Member of the Illinois Senate from the 48th district
- In office January 2011 – January 2013
- Preceded by: Randy Hultgren
- Succeeded by: Andy Manar (redistricted)

Member of the Illinois House of Representatives from the 50th district
- In office January 1993 – January 2003
- Preceded by: Donald Hensel
- Succeeded by: Patricia Reid Lindner

Personal details
- Born: April 30, 1945 Oakland, California, U.S.
- Died: December 3, 2018 (aged 73) Chicago, Illinois, U.S.
- Party: Republican
- Spouse: Virginia “Ginger” Van Der Molen Johnson
- Children: Soren, Derek, and Kirk W. Johnson
- Alma mater: University of Michigan (BA) DePaul University (JD)
- Profession: attorney

= Tom Johnson (Illinois politician) =

American politician

Thomas Lee Johnson (April 30, 1945 – December 3, 2018) was a Republican Illinois State Senator.
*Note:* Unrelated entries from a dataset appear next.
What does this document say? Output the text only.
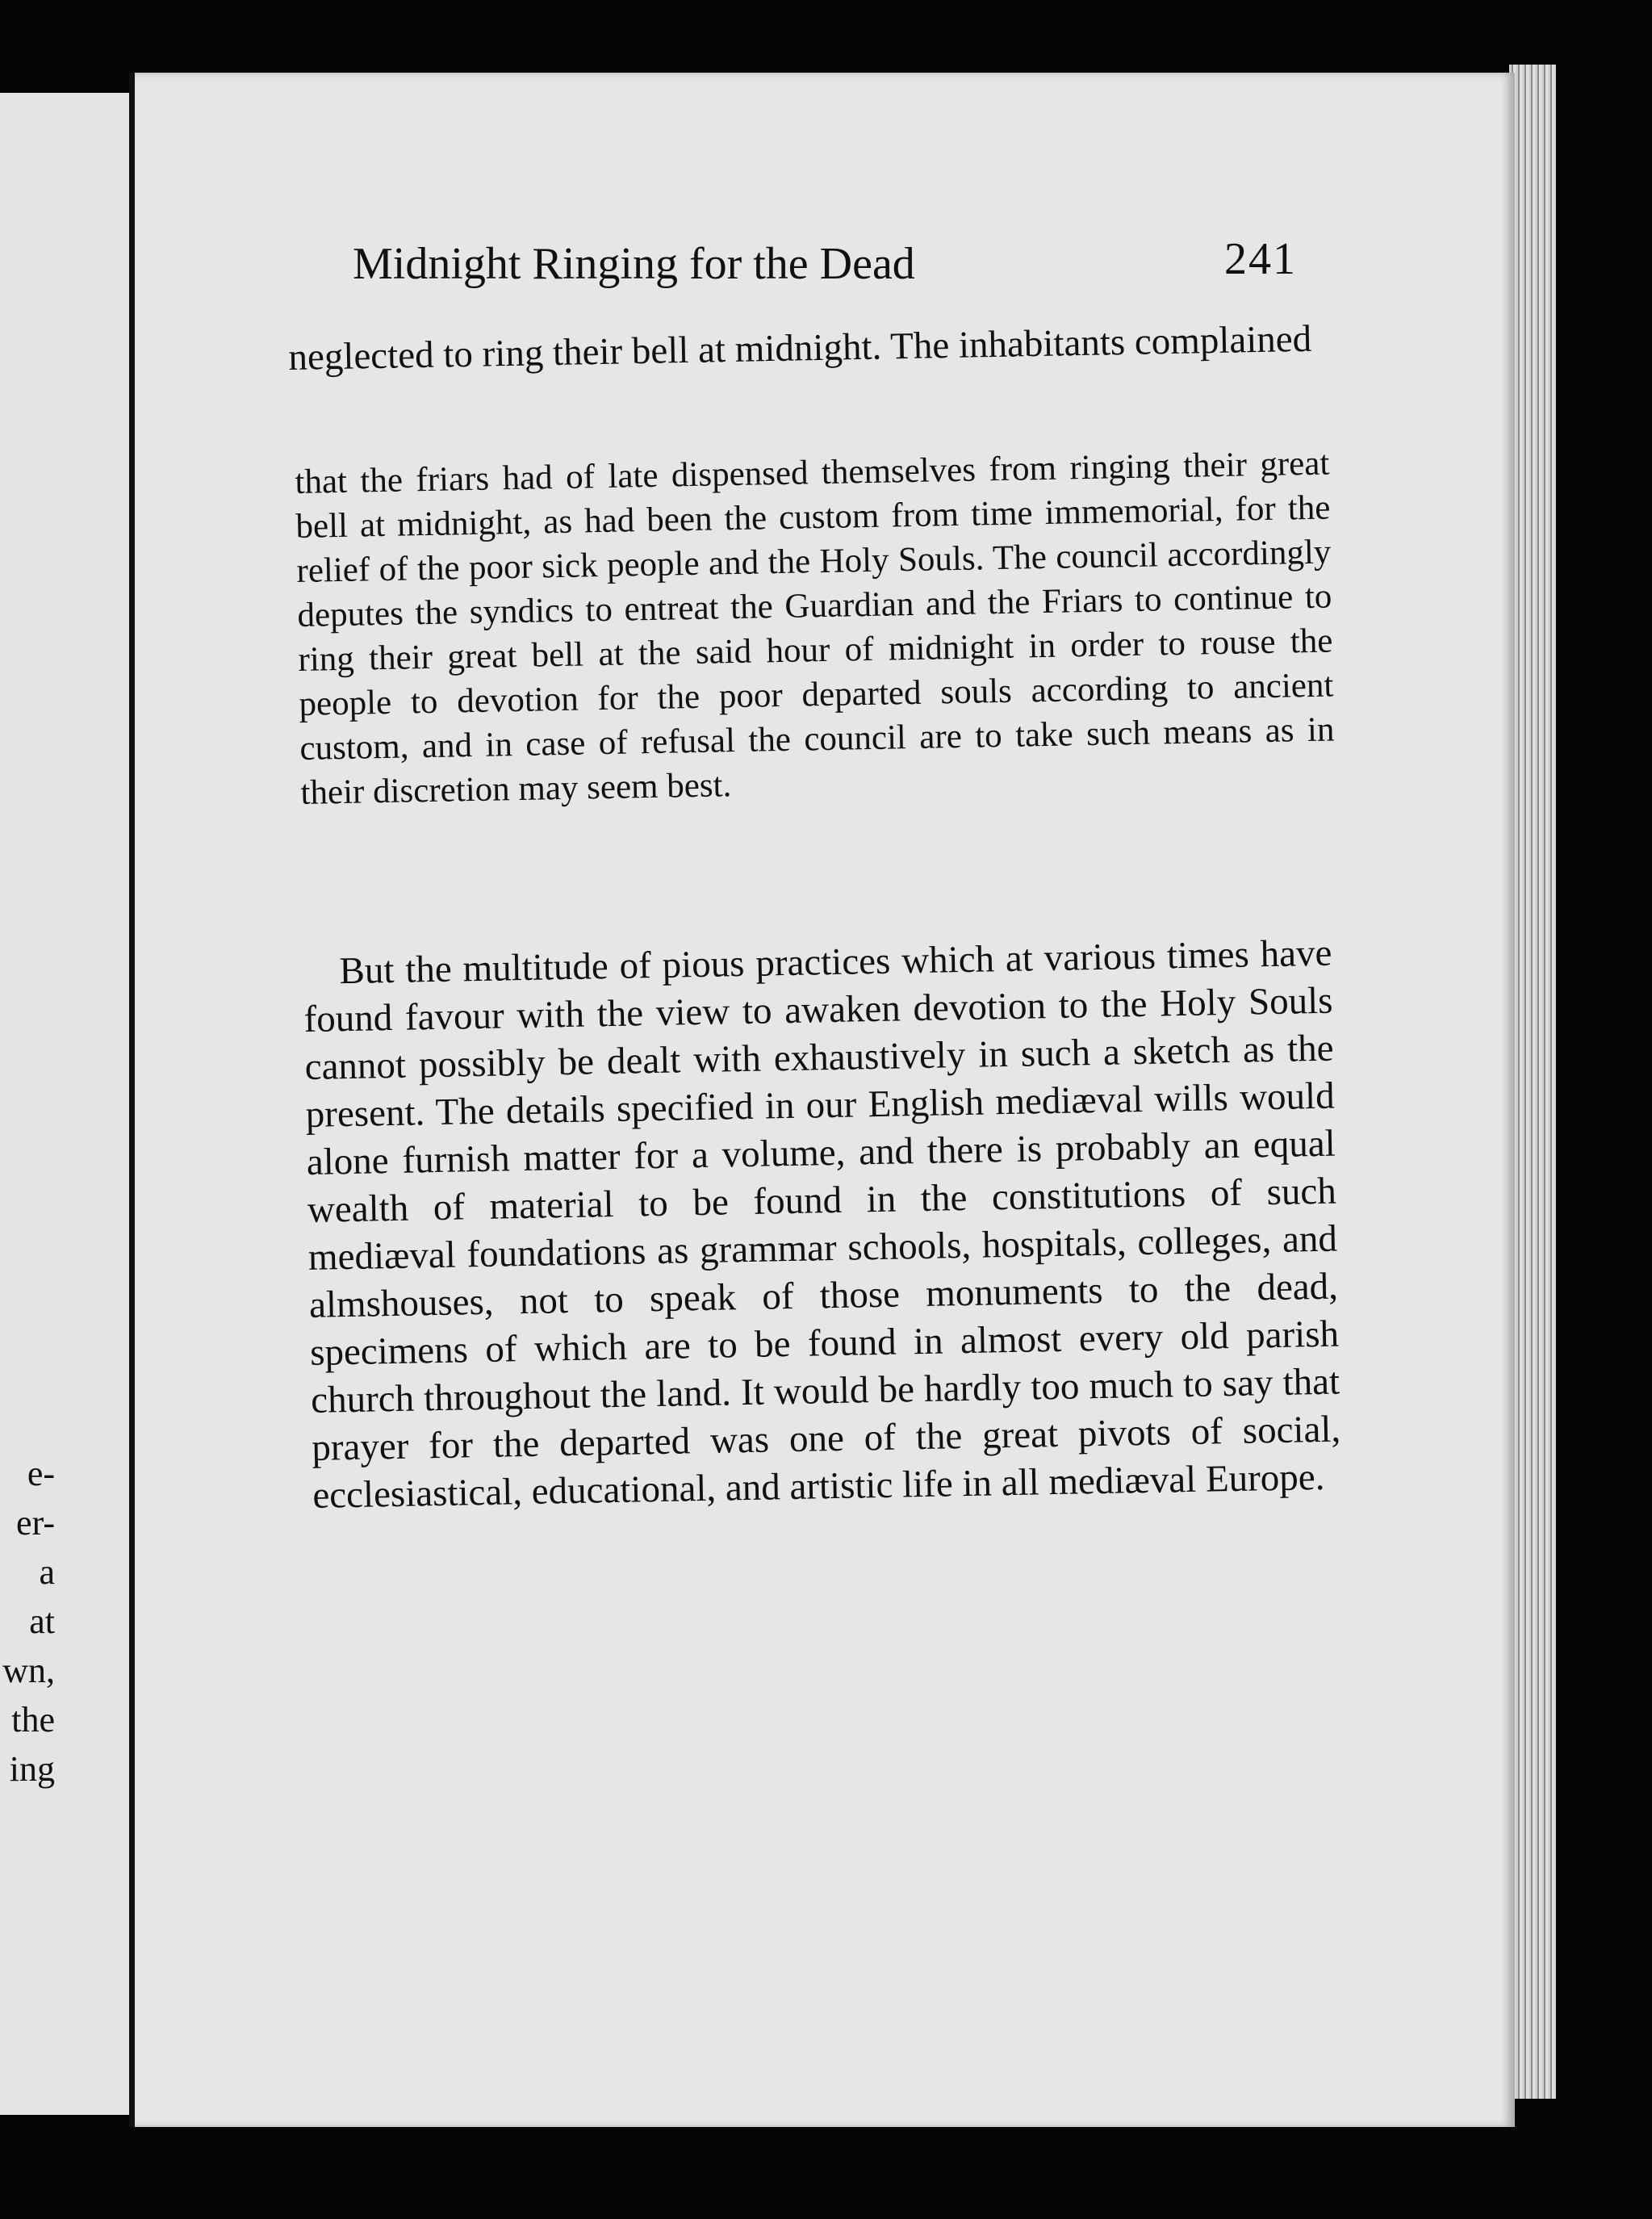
e-
er-
a
at
wn,
the
ing
Midnight Ringing for the Dead	241

neglected to ring their bell at midnight. The inhabitants complained

that the friars had of late dispensed themselves from ringing their great bell at midnight, as had been the custom from time immemorial, for the relief of the poor sick people and the Holy Souls. The council accordingly deputes the syndics to entreat the Guardian and the Friars to continue to ring their great bell at the said hour of midnight in order to rouse the people to devotion for the poor departed souls according to ancient custom, and in case of refusal the council are to take such means as in their discretion may seem best.

But the multitude of pious practices which at various times have found favour with the view to awaken devotion to the Holy Souls cannot possibly be dealt with exhaustively in such a sketch as the present. The details specified in our English mediæval wills would alone furnish matter for a volume, and there is probably an equal wealth of material to be found in the constitutions of such mediæval foundations as grammar schools, hospitals, colleges, and almshouses, not to speak of those monuments to the dead, specimens of which are to be found in almost every old parish church throughout the land. It would be hardly too much to say that prayer for the departed was one of the great pivots of social, ecclesiastical, educational, and artistic life in all mediæval Europe.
He represented the 48th district in the Illinois Senate from 2011 to 2013. Johnson previously served in the Illinois House of Representatives from 1993 to 2003.

== Early life and education ==

Born in California and raised in South Dakota and Illinois, Johnson was the son of an ordained minister. Johnson graduated from Oak Lawn Community High School in Oak Lawn, Illinois in 1963 and then served in the Army from 1966 until 1968. He then earned a bachelor's degree in political science from the University of Michigan in 1970. He then earned a J.D. degree from the DePaul University College of Law in 1974.

== Professional career ==

Johnson began his career in 1974 as a prosecutor in DuPage County, Illinois, rising to become the chief of its white-collar crime division. Johnson then cofounded his own law firm in 1979. He ran for U.S. Congress as a Republican in 1984, but lost in the primary to John E. Grotberg.

In 1992, Johnson won election to the 50th district in the Illinois House, where he served for the next 10 years. He served in a heavily Republican district that stretched from western DuPage County to St. Charles, Illinois. He chose not to seek re-election in 2002.

Johnson would then go on to serve on the Illinois Prisoner Review Board.

In 2010, Johnson was appointed to an Illinois Senate seat to fill the vacancy left by the ascension of Randy Hultgren to U.S. Congress.

== Death ==
Johnson died of cancer on December 3, 2018.